Devenir parent est à la fois une des plus fabuleuses expériences de la vie et une des plus anxiogènes ! Ces dernières années, je constate d'ailleurs que les parents sont de plus en plus nombreux à être angoissés.
Lorsque j'ai découvert L'Éducation positive réaliste dans la Masse critique de Babelio, j'ai tenté ma chance. Aujourd'hui, je vous propose de découvrir pourquoi il peut vous permettre de déculpabiliser et retrouver de la sérénité pour accompagner au mieux votre enfant.
Dans cet article, je vous propose :
Avis général sur L'Éducation positive réaliste
L'expression "éducation positive" suscite des débats depuis quelques années déjà. Après tout, s'il existe une éducation « positive », cela sous-entend-t-il qu'il en existerait une « négative » ?
L'un des atouts de cet ouvrage, c'est de ne pas opposer strictement les différentes approches éducatives, mais de parler de l'éducation dans une continuité historique abrégée avec l'éducation d'autrefois, puis l'éducation d'aujourd'hui.
Elle y partage à la fois ses remarques en tant qu'ancienne enfant, mais aussi maman et thérapeute afin de mettre en lumière des réussites et des limites pour chacune de ces approches. J'ai apprécié d'y découvrir ce triple éclairage qui, finalement, déculpabilise aussi les parents d'autrefois fortement critiqués de nos jours.
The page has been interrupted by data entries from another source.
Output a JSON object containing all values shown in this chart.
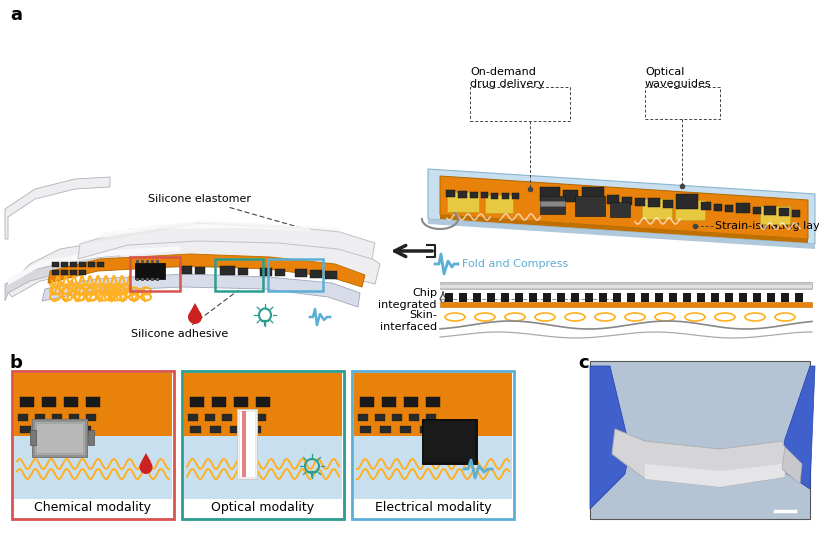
{
  "bg_color": "#ffffff",
  "panel_a_label": "a",
  "panel_b_label": "b",
  "panel_c_label": "c",
  "ann_silicone_elastomer": "Silicone elastomer",
  "ann_silicone_adhesive": "Silicone adhesive",
  "ann_optical_waveguides": "Optical\nwaveguides",
  "ann_on_demand": "On-demand\ndrug delivery",
  "ann_strain_isolating": "Strain-isolating layer",
  "ann_fold_compress": "Fold and Compress",
  "ann_chip_integrated": "Chip\nintegrated",
  "ann_skin_interfaced": "Skin-\ninterfaced",
  "modality_labels": [
    "Chemical modality",
    "Optical modality",
    "Electrical modality"
  ],
  "modality_box_colors": [
    "#d9534f",
    "#2a9d8f",
    "#5bafd6"
  ],
  "orange_pcb": "#e8820a",
  "light_blue": "#c8dff0",
  "silicone_white": "#eeeef0",
  "silicone_gray": "#d0d0d4",
  "cyan_color": "#2a9d8f",
  "red_color": "#d9534f",
  "blue_color": "#5bafd6",
  "dark_comp": "#2a2a2a",
  "fold_color": "#5bafd6",
  "text_color": "#111111",
  "dashed_color": "#444444",
  "yellow_pad": "#e8c840",
  "annotation_fs": 8.0,
  "label_fs": 13
}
Mais finalement, il est également beaucoup question d'épuisement et de culpabilité, en particulier pour l'enfant d'autrefois souvent conditionné pour réprimer ses émotions et repousser ses limites. Devenu adulte, il culpabilise souvent à l'idée de reproduire un "mauvais comportement" pour son enfant, quitte en fait à s'épuiser encore plus !
Les troisième et quatrième parties s'intéressent aux défis rencontrés par les enfants d'aujourd'hui qui grandissent dans un monde changeant et souvent anxiogène.
Enfin, l'autrice conclut avec une poignée de conseils pratiques. Certains sont utiles et d'autres, moins. Nous y reviendrons dans la 2e partie de mon article.
Si vous culpabilisez souvent et si vous commencez votre réflexion sur ce que peut être une éducation positive réaliste alors cet ouvrage mérite votre attention.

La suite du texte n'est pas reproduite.